GDPR: new data protection requirements and opportunities
At a conference on 4 November 2016 entitled “GDPR – What does it mean for Jersey?” the Island’s authorities confirmed that Jersey will implement equivalent local legislation to the EU General Data Protection Regulation (“GDPR”) by May 2018.
Background: The GDPR will introduce enhanced data protection rights for individuals within the European Union. This is necessary because, as technology develops so more data is created, leading to an exponential increase in the amount of information available about each of us. As that happens, the ability of others to access and use our information is also increasing exponentially. The GDPR will affect any business (wherever situated) providing products or services to EU customers or processing the data of individuals within the EU, including Jersey entities which meet these criteria.
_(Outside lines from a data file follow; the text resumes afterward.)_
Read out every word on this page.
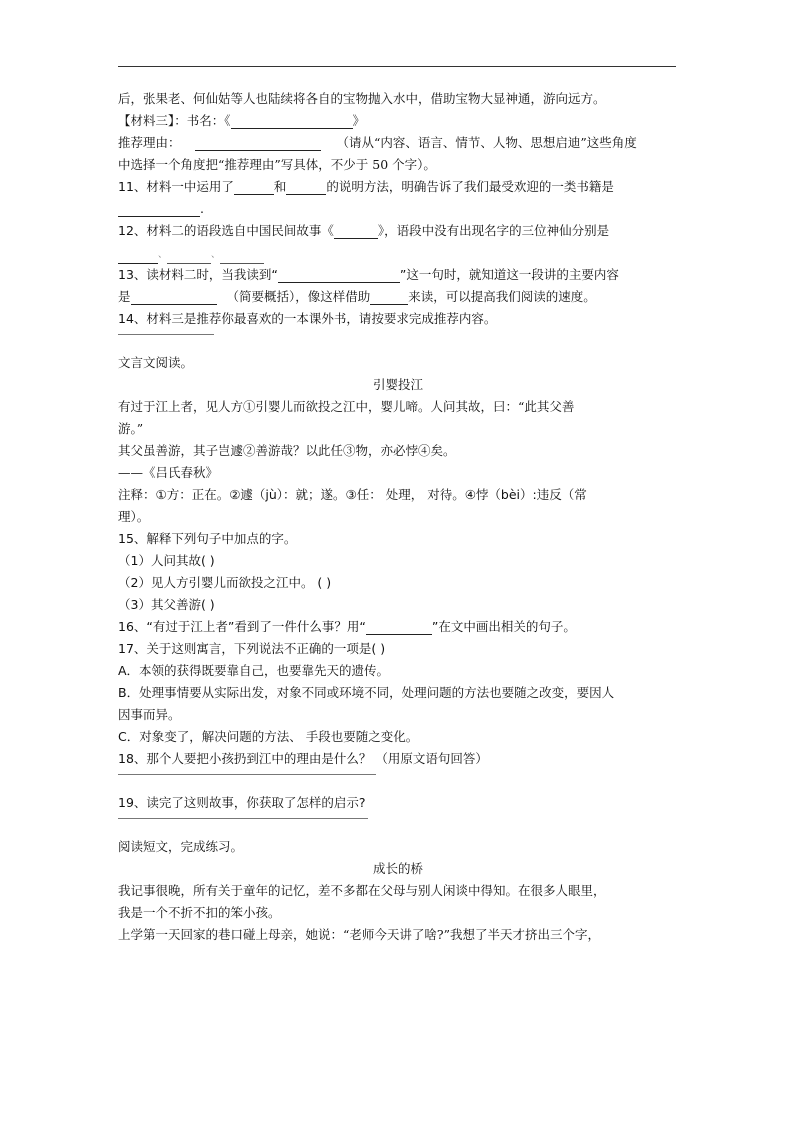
后，张果老、何仙姑等人也陆续将各自的宝物抛入水中，借助宝物大显神通，游向远方。
【材料三】：书名：《	》
推荐理由：	（请从“内容、语言、情节、人物、思想启迪”这些角度
中选择一个角度把“推荐理由”写具体，不少于 50 个字）。
11、材料一中运用了	和	的说明方法，明确告诉了我们最受欢迎的一类书籍是
.
12、材料二的语段选自中国民间故事《	》，语段中没有出现名字的三位神仙分别是
、	、
13、读材料二时，当我读到“	”这一句时，就知道这一段讲的主要内容
是	（简要概括），像这样借助	来读，可以提高我们阅读的速度。
14、材料三是推荐你最喜欢的一本课外书，请按要求完成推荐内容。
文言文阅读。
引婴投江
有过于江上者，见人方①引婴儿而欲投之江中，婴儿啼。人问其故，曰：“此其父善
游。”
其父虽善游，其子岂遽②善游哉？以此任③物，亦必悖④矣。
——《吕氏春秋》
注释：①方：正在。②遽（jù）：就；遂。③任： 处理， 对待。④悖（bèi）:违反（常
理）。
15、解释下列句子中加点的字。
（1）人问其故( )
（2）见人方引婴儿而欲投之江中。 ( )
（3）其父善游( )
16、“有过于江上者”看到了一件什么事？用“	”在文中画出相关的句子。
17、关于这则寓言，下列说法不正确的一项是( )
A．本领的获得既要靠自己，也要靠先天的遗传。
B．处理事情要从实际出发，对象不同或环境不同，处理问题的方法也要随之改变，要因人
因事而异。
C．对象变了，解决问题的方法、 手段也要随之变化。
18、那个人要把小孩扔到江中的理由是什么？ （用原文语句回答）
19、读完了这则故事，你获取了怎样的启示?
阅读短文，完成练习。
成长的桥
我记事很晚，所有关于童年的记忆，差不多都在父母与别人闲谈中得知。在很多人眼里，
我是一个不折不扣的笨小孩。
上学第一天回家的巷口碰上母亲，她说：“老师今天讲了啥?”我想了半天才挤出三个字，
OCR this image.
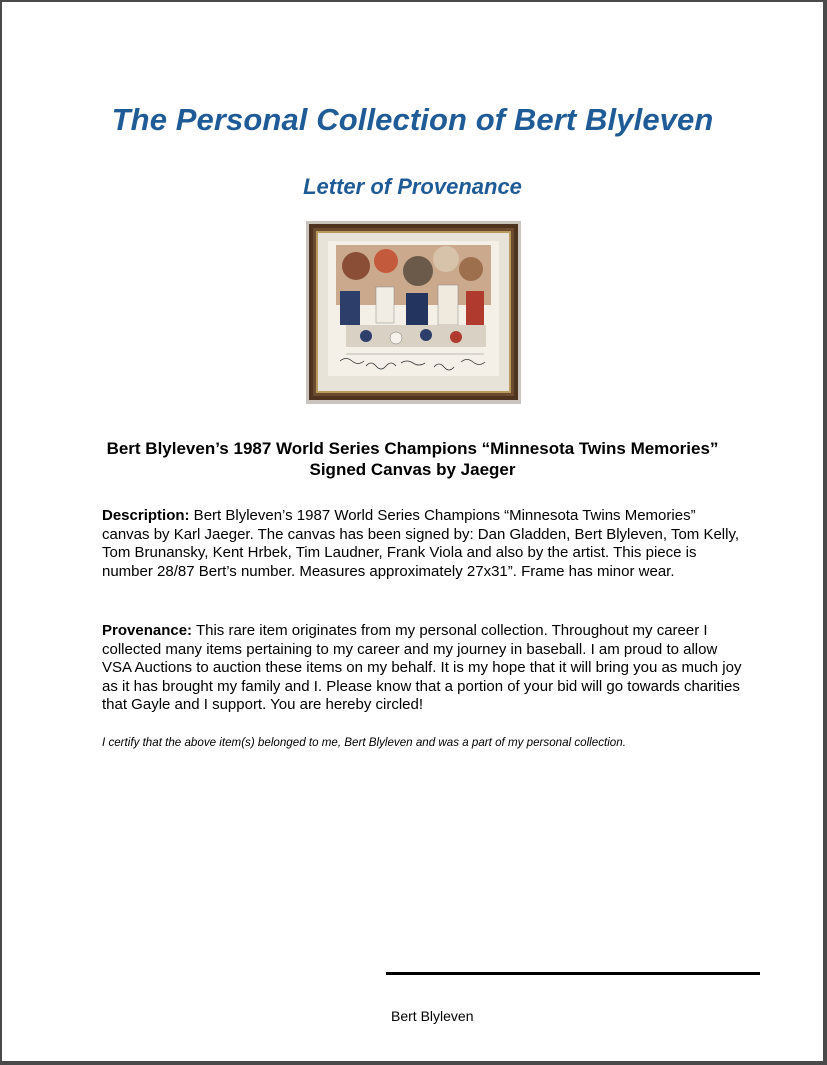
The Personal Collection of Bert Blyleven
Letter of Provenance
Bert Blyleven’s 1987 World Series Champions “Minnesota Twins Memories” Signed Canvas by Jaeger
Description: Bert Blyleven’s 1987 World Series Champions “Minnesota Twins Memories” canvas by Karl Jaeger. The canvas has been signed by: Dan Gladden, Bert Blyleven, Tom Kelly, Tom Brunansky, Kent Hrbek, Tim Laudner, Frank Viola and also by the artist. This piece is number 28/87 Bert’s number. Measures approximately 27x31”. Frame has minor wear.
Provenance: This rare item originates from my personal collection. Throughout my career I collected many items pertaining to my career and my journey in baseball. I am proud to allow VSA Auctions to auction these items on my behalf. It is my hope that it will bring you as much joy as it has brought my family and I. Please know that a portion of your bid will go towards charities that Gayle and I support. You are hereby circled!
I certify that the above item(s) belonged to me, Bert Blyleven and was a part of my personal collection.
Bert Blyleven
Alistair Blair (Policy Officer, States of Jersey) commented that whilst Jersey has “adequacy” status under the current EU data protection regime, Jersey’s existing law is outdated. If left unchanged it would not be fit for purpose once the GDPR comes into force. The Island’s new legislation will provide an equivalent level of protection to that in the GDPR, ensuring that Jersey keeps pace with the EU’s gold standard data protection framework.
Jersey’s Information Commissioner, Emma Martins, noted the challenges but also highlighted the opportunities available, saying: “If the Channel Islands do this right, it could give us a huge strategic advantage”.
This news from the Island’s authorities confirms that Jersey organisations must act now in order to prepare for the new requirements in place from 2018 – and by doing so businesses could put themselves ahead of the game in what is an increasingly global marketplace.